Its 2024 estimates suggest the two-parent working families raising two children can meet only 82% of their costs, compared to the same type of family earning enough to cover 93% of costs in 2008. Single parents in full-time work for the minimum wage are estimated to be around £192 short each week, meeting only 69% of the family’s costs, the organisation said.
CPAG said the calculations show the impact of rising costs and real-terms social security cuts. It added that the combination of the two-child limit which restricts child tax credit and universal credit to the first two children in most households – as well as gaps in help with childcare costs have led to “huge income shortfalls for working families with more than two children”.
The research estimated that a lone parent in 2024 on the minimum wage with three children can only cover 61% of the family’s costs, while a working couple with three children can meet only 70% of costs. The report, produced for CPAG by Loughborough University’s Centre for Research in Social Policy, estimated that raising a child from birth to 18 costs £260,000 for couples and £290,000 for lone parents.
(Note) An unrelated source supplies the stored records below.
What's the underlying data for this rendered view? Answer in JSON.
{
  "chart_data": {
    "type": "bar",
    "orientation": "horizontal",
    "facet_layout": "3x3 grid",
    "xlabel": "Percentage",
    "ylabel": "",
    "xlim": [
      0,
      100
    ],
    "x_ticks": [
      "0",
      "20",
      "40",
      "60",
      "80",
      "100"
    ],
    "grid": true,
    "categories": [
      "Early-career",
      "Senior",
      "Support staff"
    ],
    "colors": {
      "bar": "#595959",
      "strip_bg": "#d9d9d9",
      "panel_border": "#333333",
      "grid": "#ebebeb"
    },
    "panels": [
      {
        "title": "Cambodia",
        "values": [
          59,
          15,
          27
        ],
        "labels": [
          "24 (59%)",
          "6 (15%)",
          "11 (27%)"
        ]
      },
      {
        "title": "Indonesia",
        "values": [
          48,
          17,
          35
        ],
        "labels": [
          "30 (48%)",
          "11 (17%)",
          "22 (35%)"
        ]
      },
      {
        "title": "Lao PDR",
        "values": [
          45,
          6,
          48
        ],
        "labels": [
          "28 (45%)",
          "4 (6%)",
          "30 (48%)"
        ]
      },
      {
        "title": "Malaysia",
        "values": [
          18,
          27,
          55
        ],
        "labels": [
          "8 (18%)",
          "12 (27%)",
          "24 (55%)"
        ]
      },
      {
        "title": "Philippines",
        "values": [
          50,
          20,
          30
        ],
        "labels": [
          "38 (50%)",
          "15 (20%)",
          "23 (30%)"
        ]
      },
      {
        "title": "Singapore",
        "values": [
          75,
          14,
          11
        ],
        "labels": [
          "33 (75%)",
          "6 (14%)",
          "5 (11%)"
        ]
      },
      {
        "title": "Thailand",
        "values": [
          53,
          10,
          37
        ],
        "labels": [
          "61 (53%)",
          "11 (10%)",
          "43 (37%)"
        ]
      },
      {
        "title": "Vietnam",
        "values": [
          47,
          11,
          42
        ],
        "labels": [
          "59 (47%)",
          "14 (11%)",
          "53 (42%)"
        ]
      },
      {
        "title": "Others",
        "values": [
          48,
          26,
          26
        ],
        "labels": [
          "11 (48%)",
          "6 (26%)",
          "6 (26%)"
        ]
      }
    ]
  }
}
Dr Juliet Stone, from Loughborough University, said her calculations showed “parents living on low incomes are increasingly unable to provide their families with a decent standard of living, even if they are in full-time work”. She added: “The findings add further evidence of the need for urgent policy reform – including removing the two-child limit – to ensure that all children can grow up in households with enough income to allow them to live with dignity.”
CPAG chief executive Alison Garnham said: “The PM can see that families are struggling against the tide but a reset will need action, not just words. “Investment in children through the social security system is guaranteed to improve living standards for kids and would be a vital down-payment on the future of the country.
“Families need to feel improvements, and a crucial place to start is with scrapping the two-child limit.”
A Government spokesperson said they are developing “an ambitious strategy which will explore all possible levers to reduce child poverty and give children the best start in life”.
They added that their immediate support in the meantime for families on the lowest incomes includes “providing £1 billion in cost-of-living support through the Household Support Fund, increasing the National Living Wage to £12.21 an hour, uprating benefits and saving 700,000 of the poorest households with children up to £420 on their Universal Credit deductions by introducing a Fair Repayment Rate”.